Mistake No.3: Not planning for a spouse's needs
Getting a reverse mortgage while married can have implications for your spouse if they outlive you or you have to move into long-term nursing care and they're not listed as a borrower on the loan. In the case of a home equity conversion mortgage, the U.S. Department of Housing and Urban Development (HUD) distinguishes between eligible and ineligible non-borrowing spouses.
Eligible non-borrower spouses may be able to remain in the home without having to pay anything toward the reverse mortgage if the borrower spouse moves out or passes away. Ineligible non-borrower spouses do not have this protection, meaning they would need to pay the reverse mortgage balance to remain in the home.
If you're married, it's important to consider how a reverse mortgage might affect your spouse's ability to stay in the home if they're not listed as a co-borrower. You may consider purchasing a life insurance policy and naming them as the beneficiary so they have cash available to pay the reverse mortgage balance should something happen to you.
You can't add a spouse or another family member to a reverse mortgage after you've already taken one out.
Mistake No.4: Not telling heirs about a reverse mortgage
If you plan to leave your home to your children or other heirs, failing to tell them about a reverse mortgage beforehand can result in a nasty surprise after you pass away. Again, if they cannot find the financial resources to pay off the reverse mortgage balance, they may have to sell the home. Talking to your heirs about the details of your reverse mortgage can help them to prepare a contingency plan for how to handle it after you're gone.
Establishing a life insurance policy or making a provision in your will to earmark certain assets for repayment of the reverse mortgage can help to relieve some of the financial pressure on your loved ones.
Mistake No.5: Not shopping around for a reverse mortgage
There are a number of reverse mortgage companies out there, but they're not all created equally. Before applying for a reverse mortgage, it's important to compare the options so you understand how much you might be able to withdraw from your home equity and what fees and interest rates may apply. You can shop for the best reverse mortgage companies online, and it can also be helpful to compare ratings with the Better Business Bureau (BBB) before choosing one.
What Is a Reverse Mortgage?
A reverse mortgage is a financial arrangement that allows a homeowner to withdraw equity from their homes without having to make monthly payments to a lender. Reverse mortgages are designed to help older homeowners create supplemental income, though they can have financial implications for borrowers, their spouses, and their heirs.
Can a Family Member Take Over a Reverse Mortgage?
When a reverse mortgage has been taken out, no other borrowers can be added to it. If you're married and your spouse does not meet the eligibility requirements, you may still be able to add them as an eligible or non-eligible non-borrowing spouse at the time you take out the reverse mortgage.
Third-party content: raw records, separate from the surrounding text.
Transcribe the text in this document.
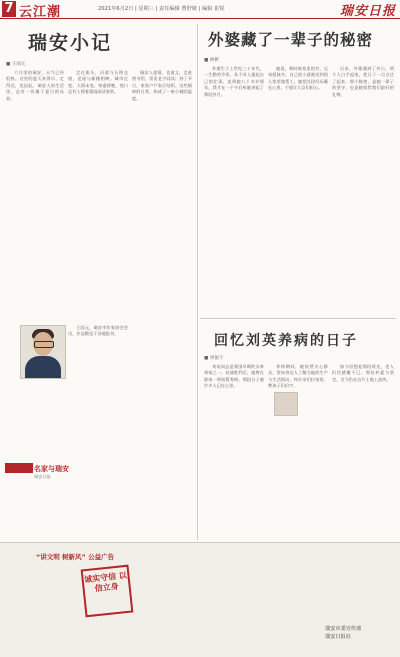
7 云江潮	2021年6月2日 | 星期三 | 责任编辑 曹舒婕 | 编辑 崔锐	瑞安日报
瑞安小记
■ 王国元

六月里的瑞安，天气已经很热。这里的夏天来得早，走得迟，也因此，瑞安人的生活里，总有一份属于夏日的从容。

走在街头，河道与石桥交错，老屋与新楼相映。城市在变，人情未变。每逢傍晚，巷口总有人摇着蒲扇闲话家常。

瑞安人重情，也重文。走进图书馆，常见老少同读；到了节日，家家户户张灯结彩。这些细碎的日常，构成了一座小城的温度。

王国元，瑞安市作家协会会员，作品散见于各地报刊。

名家与瑞安
瑞安日报
外婆藏了一辈子的秘密
■ 林彬

外婆生于上世纪三十年代，一生勤劳节俭，从不对人提起自己的往事。直到她八十多岁那年，我才在一个午后听她讲起了那段岁月。

她说，那时候家里很穷，兄弟姐妹多，自己很小就被送到别人家里做帮工。她把这段经历藏在心里，不愿让儿女们担心。

后来，外婆遇到了外公，两个人白手起家，把日子一点点过了起来。那个秘密，是她一辈子的坚守，也是她留给我们最好的礼物。

回忆刘英养病的日子
■ 周振宇

刘英同志是我国早期的女革命家之一。抗战胜利后，她曾在浙南一带短暂养病，那段日子被许多人记在心里。

养病期间，她依然关心群众，常向身边人了解当地的生产与生活情况，和乡亲们拉家常，教孩子们识字。

如今回想起那段时光，老人们仍感慨不已。那份朴素与坚定，至今仍在这片土地上流传。

“讲文明 树新风” 公益广告
诚实守信 以信立身
瑞安市委宣传部
瑞安日报社
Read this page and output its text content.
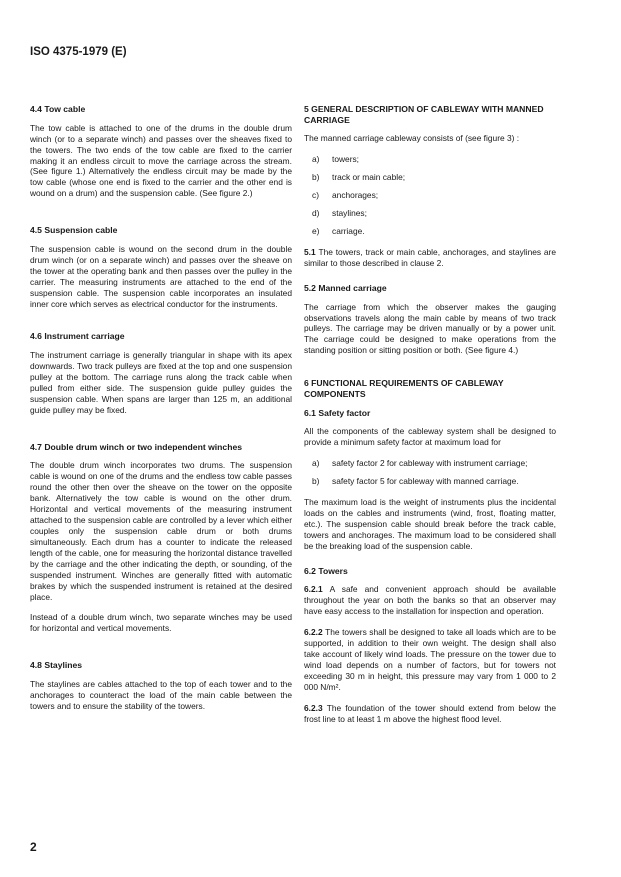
ISO 4375-1979 (E)
4.4 Tow cable

The tow cable is attached to one of the drums in the double drum winch (or to a separate winch) and passes over the sheaves fixed to the towers. The two ends of the tow cable are fixed to the carrier making it an endless circuit to move the carriage across the stream. (See figure 1.) Alternatively the endless circuit may be made by the tow cable (whose one end is fixed to the carrier and the other end is wound on a drum) and the suspension cable. (See figure 2.)

4.5 Suspension cable

The suspension cable is wound on the second drum in the double drum winch (or on a separate winch) and passes over the sheave on the tower at the operating bank and then passes over the pulley in the carrier. The measuring instruments are attached to the end of the suspension cable. The suspension cable incorporates an insulated inner core which serves as electrical conductor for the instruments.

4.6 Instrument carriage

The instrument carriage is generally triangular in shape with its apex downwards. Two track pulleys are fixed at the top and one suspension pulley at the bottom. The carriage runs along the track cable when pulled from either side. The suspension guide pulley guides the suspension cable. When spans are larger than 125 m, an additional guide pulley may be fixed.

4.7 Double drum winch or two independent winches

The double drum winch incorporates two drums. The suspension cable is wound on one of the drums and the endless tow cable passes round the other then over the sheave on the tower on the opposite bank. Alternatively the tow cable is wound on the other drum. Horizontal and vertical movements of the measuring instrument attached to the suspension cable are controlled by a lever which either couples only the suspension cable drum or both drums simultaneously. Each drum has a counter to indicate the released length of the cable, one for measuring the horizontal distance travelled by the carriage and the other indicating the depth, or sounding, of the suspended instrument. Winches are generally fitted with automatic brakes by which the suspended instrument is retained at the desired place.

Instead of a double drum winch, two separate winches may be used for horizontal and vertical movements.

4.8 Staylines

The staylines are cables attached to the top of each tower and to the anchorages to counteract the load of the main cable between the towers and to ensure the stability of the towers.

5 GENERAL DESCRIPTION OF CABLEWAY WITH MANNED CARRIAGE

The manned carriage cableway consists of (see figure 3) :

a)	towers;
b)	track or main cable;
c)	anchorages;
d)	staylines;
e)	carriage.

5.1 The towers, track or main cable, anchorages, and staylines are similar to those described in clause 2.

5.2 Manned carriage

The carriage from which the observer makes the gauging observations travels along the main cable by means of two track pulleys. The carriage may be driven manually or by a power unit. The carriage could be designed to make operations from the standing position or sitting position or both. (See figure 4.)

6 FUNCTIONAL REQUIREMENTS OF CABLEWAY COMPONENTS
6.1 Safety factor

All the components of the cableway system shall be designed to provide a minimum safety factor at maximum load for

a)	safety factor 2 for cableway with instrument carriage;
b)	safety factor 5 for cableway with manned carriage.

The maximum load is the weight of instruments plus the incidental loads on the cables and instruments (wind, frost, floating matter, etc.). The suspension cable should break before the track cable, towers and anchorages. The maximum load to be considered shall be the breaking load of the suspension cable.

6.2 Towers

6.2.1 A safe and convenient approach should be available throughout the year on both the banks so that an observer may have easy access to the installation for inspection and operation.

6.2.2 The towers shall be designed to take all loads which are to be supported, in addition to their own weight. The design shall also take account of likely wind loads. The pressure on the tower due to wind load depends on a number of factors, but for towers not exceeding 30 m in height, this pressure may vary from 1 000 to 2 000 N/m².

6.2.3 The foundation of the tower should extend from below the frost line to at least 1 m above the highest flood level.

2
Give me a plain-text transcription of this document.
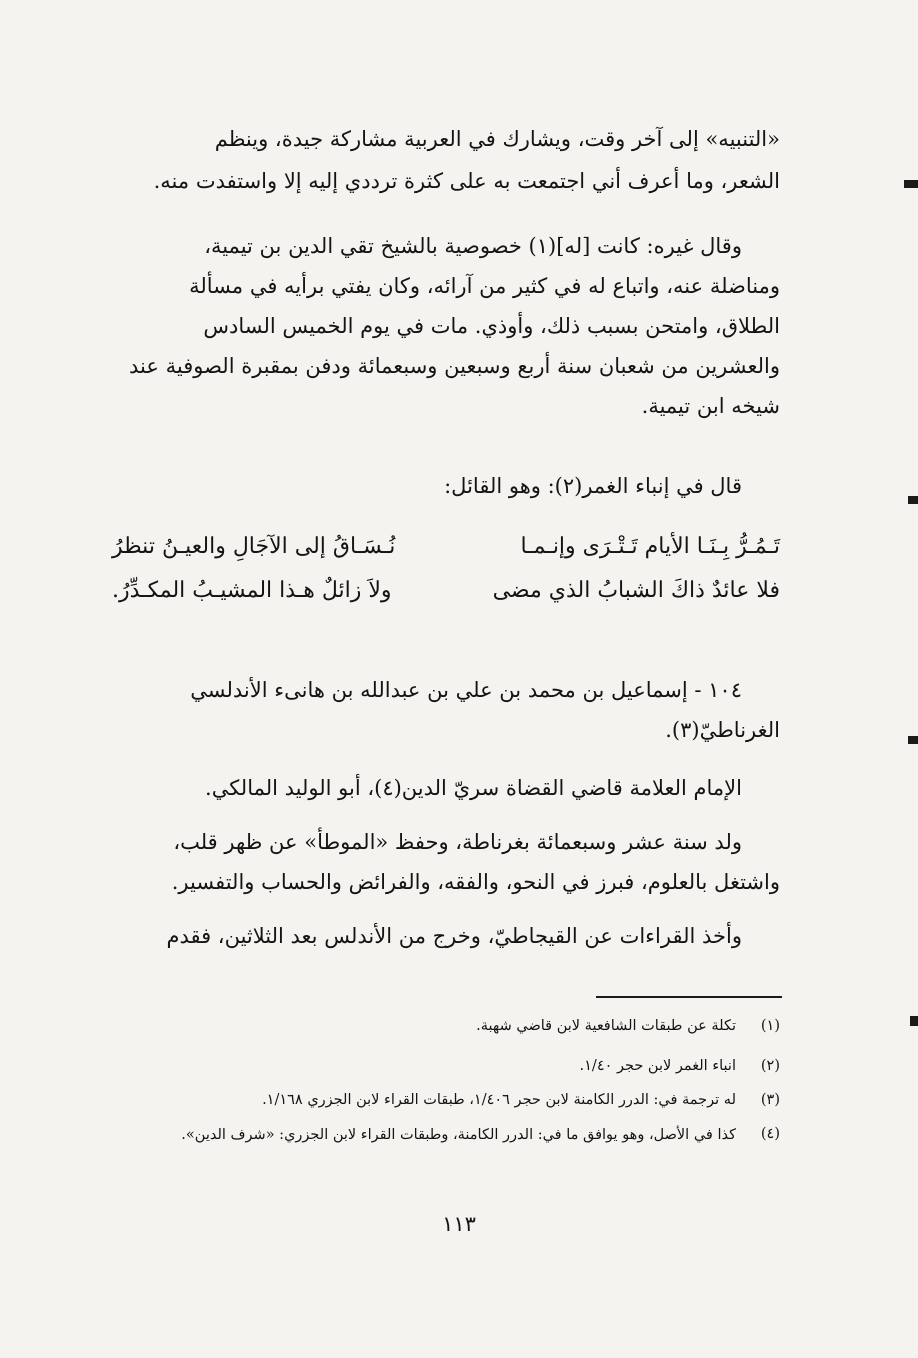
«التنبيه» إلى آخر وقت، ويشارك في العربية مشاركة جيدة، وينظم
الشعر، وما أعرف أني اجتمعت به على كثرة ترددي إليه إلا واستفدت منه.
وقال غيره: كانت [له](١) خصوصية بالشيخ تقي الدين بن تيمية،
ومناضلة عنه، واتباع له في كثير من آرائه، وكان يفتي برأيه في مسألة
الطلاق، وامتحن بسبب ذلك، وأوذي. مات في يوم الخميس السادس
والعشرين من شعبان سنة أربع وسبعين وسبعمائة ودفن بمقبرة الصوفية عند
شيخه ابن تيمية.
قال في إنباء الغمر(٢): وهو القائل:
تَـمُـرُّ بِـنَـا الأيام تَـتْـرَى وإنـمـا
نُـسَـاقُ إلى الآجَالِ والعيـنُ تنظرُ
فلا عائدٌ ذاكَ الشبابُ الذي مضى
ولاَ زائلٌ هـذا المشيـبُ المكـدِّرُ.
١٠٤ - إسماعيل بن محمد بن علي بن عبدالله بن هانىء الأندلسي
الغرناطيّ(٣).
الإمام العلامة قاضي القضاة سريّ الدين(٤)، أبو الوليد المالكي.
ولد سنة عشر وسبعمائة بغرناطة، وحفظ «الموطأ» عن ظهر قلب،
واشتغل بالعلوم، فبرز في النحو، والفقه، والفرائض والحساب والتفسير.
وأخذ القراءات عن القيجاطيّ، وخرج من الأندلس بعد الثلاثين، فقدم
(١)
تكلة عن طبقات الشافعية لابن قاضي شهبة.
(٢)
انباء الغمر لابن حجر ١/٤٠.
(٣)
له ترجمة في: الدرر الكامنة لابن حجر ١/٤٠٦، طبقات القراء لابن الجزري ١/١٦٨.
(٤)
كذا في الأصل، وهو يوافق ما في: الدرر الكامنة، وطبقات القراء لابن الجزري: «شرف الدين».
١١٣
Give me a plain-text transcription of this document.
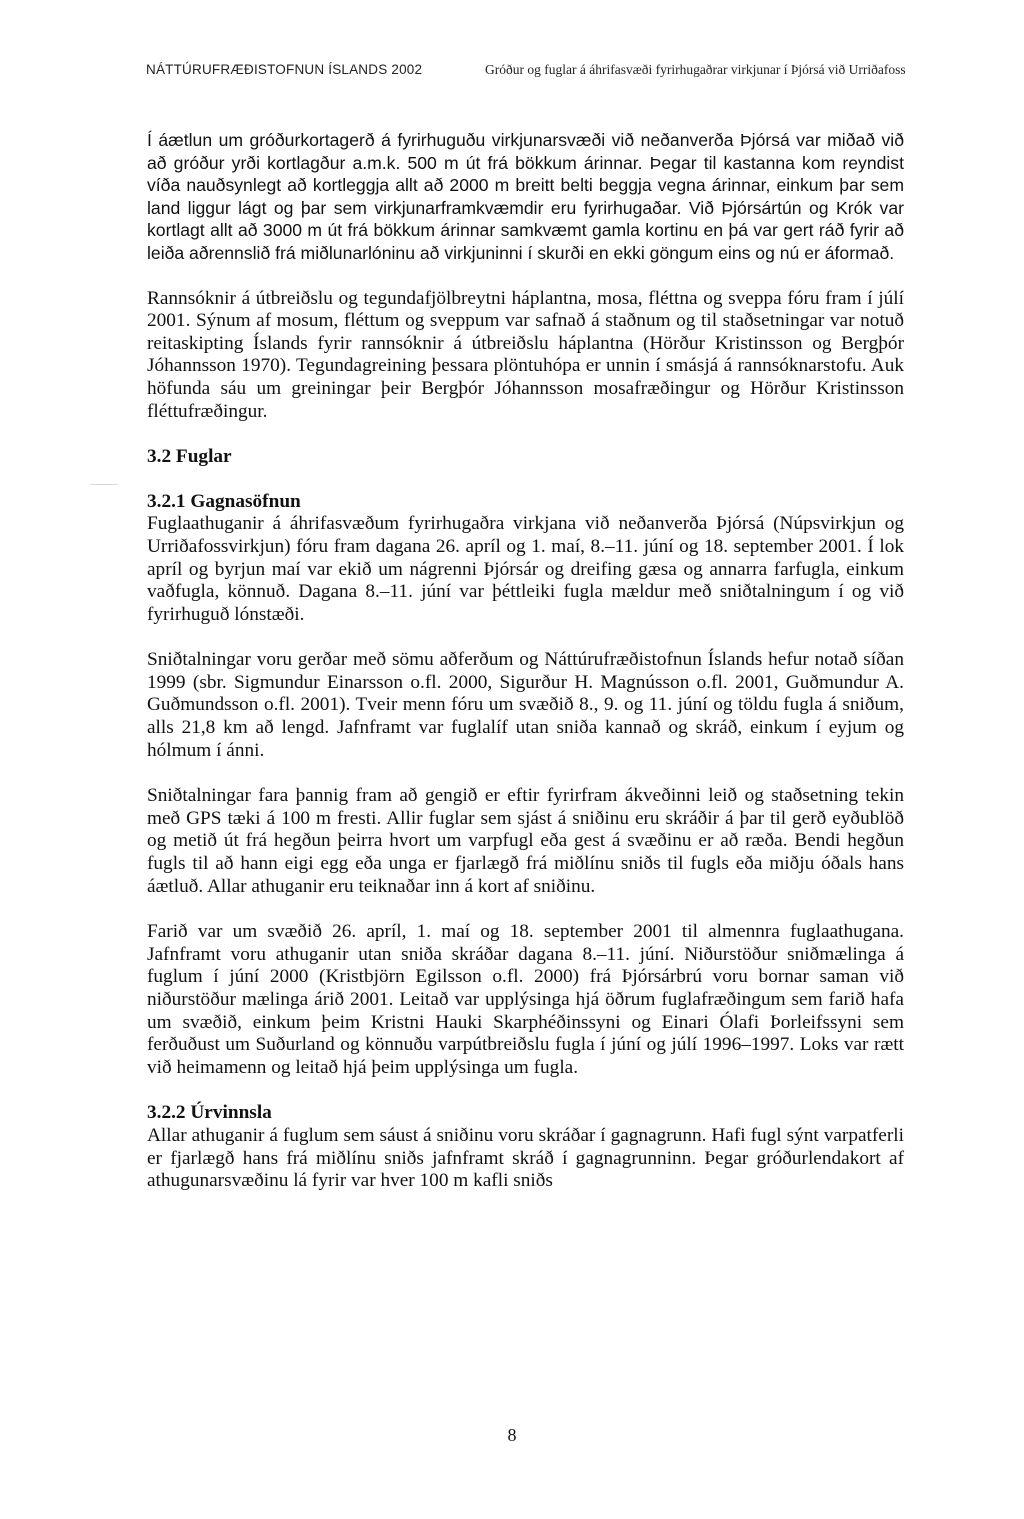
NÁTTÚRUFRÆÐISTOFNUN ÍSLANDS 2002	Gróður og fuglar á áhrifasvæði fyrirhugaðrar virkjunar í Þjórsá við Urriðafoss

Í áætlun um gróðurkortagerð á fyrirhuguðu virkjunarsvæði við neðanverða Þjórsá var miðað við að gróður yrði kortlagður a.m.k. 500 m út frá bökkum árinnar. Þegar til kastanna kom reyndist víða nauðsynlegt að kortleggja allt að 2000 m breitt belti beggja vegna árinnar, einkum þar sem land liggur lágt og þar sem virkjunarframkvæmdir eru fyrirhugaðar. Við Þjórsártún og Krók var kortlagt allt að 3000 m út frá bökkum árinnar samkvæmt gamla kortinu en þá var gert ráð fyrir að leiða aðrennslið frá miðlunarlóninu að virkjuninni í skurði en ekki göngum eins og nú er áformað.

Rannsóknir á útbreiðslu og tegundafjölbreytni háplantna, mosa, fléttna og sveppa fóru fram í júlí 2001. Sýnum af mosum, fléttum og sveppum var safnað á staðnum og til staðsetningar var notuð reitaskipting Íslands fyrir rannsóknir á útbreiðslu háplantna (Hörður Kristinsson og Bergþór Jóhannsson 1970). Tegundagreining þessara plöntuhópa er unnin í smásjá á rannsóknarstofu. Auk höfunda sáu um greiningar þeir Bergþór Jóhannsson mosafræðingur og Hörður Kristinsson fléttufræðingur.

3.2 Fuglar
3.2.1 Gagnasöfnun

Fuglaathuganir á áhrifasvæðum fyrirhugaðra virkjana við neðanverða Þjórsá (Núpsvirkjun og Urriðafossvirkjun) fóru fram dagana 26. apríl og 1. maí, 8.–11. júní og 18. september 2001. Í lok apríl og byrjun maí var ekið um nágrenni Þjórsár og dreifing gæsa og annarra farfugla, einkum vaðfugla, könnuð. Dagana 8.–11. júní var þéttleiki fugla mældur með sniðtalningum í og við fyrirhuguð lónstæði.

Sniðtalningar voru gerðar með sömu aðferðum og Náttúrufræðistofnun Íslands hefur notað síðan 1999 (sbr. Sigmundur Einarsson o.fl. 2000, Sigurður H. Magnússon o.fl. 2001, Guðmundur A. Guðmundsson o.fl. 2001). Tveir menn fóru um svæðið 8., 9. og 11. júní og töldu fugla á sniðum, alls 21,8 km að lengd. Jafnframt var fuglalíf utan sniða kannað og skráð, einkum í eyjum og hólmum í ánni.

Sniðtalningar fara þannig fram að gengið er eftir fyrirfram ákveðinni leið og staðsetning tekin með GPS tæki á 100 m fresti. Allir fuglar sem sjást á sniðinu eru skráðir á þar til gerð eyðublöð og metið út frá hegðun þeirra hvort um varpfugl eða gest á svæðinu er að ræða. Bendi hegðun fugls til að hann eigi egg eða unga er fjarlægð frá miðlínu sniðs til fugls eða miðju óðals hans áætluð. Allar athuganir eru teiknaðar inn á kort af sniðinu.

Farið var um svæðið 26. apríl, 1. maí og 18. september 2001 til almennra fuglaathugana. Jafnframt voru athuganir utan sniða skráðar dagana 8.–11. júní. Niðurstöður sniðmælinga á fuglum í júní 2000 (Kristbjörn Egilsson o.fl. 2000) frá Þjórsárbrú voru bornar saman við niðurstöður mælinga árið 2001. Leitað var upplýsinga hjá öðrum fuglafræðingum sem farið hafa um svæðið, einkum þeim Kristni Hauki Skarphéðinssyni og Einari Ólafi Þorleifssyni sem ferðuðust um Suðurland og könnuðu varpútbreiðslu fugla í júní og júlí 1996–1997. Loks var rætt við heimamenn og leitað hjá þeim upplýsinga um fugla.

3.2.2 Úrvinnsla

Allar athuganir á fuglum sem sáust á sniðinu voru skráðar í gagnagrunn. Hafi fugl sýnt varpatferli er fjarlægð hans frá miðlínu sniðs jafnframt skráð í gagnagrunninn. Þegar gróðurlendakort af athugunarsvæðinu lá fyrir var hver 100 m kafli sniðs

8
Can Heirs Walk Away From a Reverse Mortgage?
Heirs are not obligated to pay off a reverse mortgage balance. However, if they wish to retain a home they inherit that has a reverse mortgage, they'll need to pay off the balance in full to do so. Otherwise, they may need to sell the home to pay off what's owed toward the reverse mortgage.
The Bottom Line
A reverse mortgage can provide a steady stream of income to older homeowners, though it's important to understand how they work to avoid potentially costly mistakes. Talking to a reverse mortgage attorney or financial advisor can help you gain a better understanding of reverse mortgages. A reverse mortgage counselor can also help you to evaluate alternatives that may better fit your situation, such as a home equity loan or line of credit.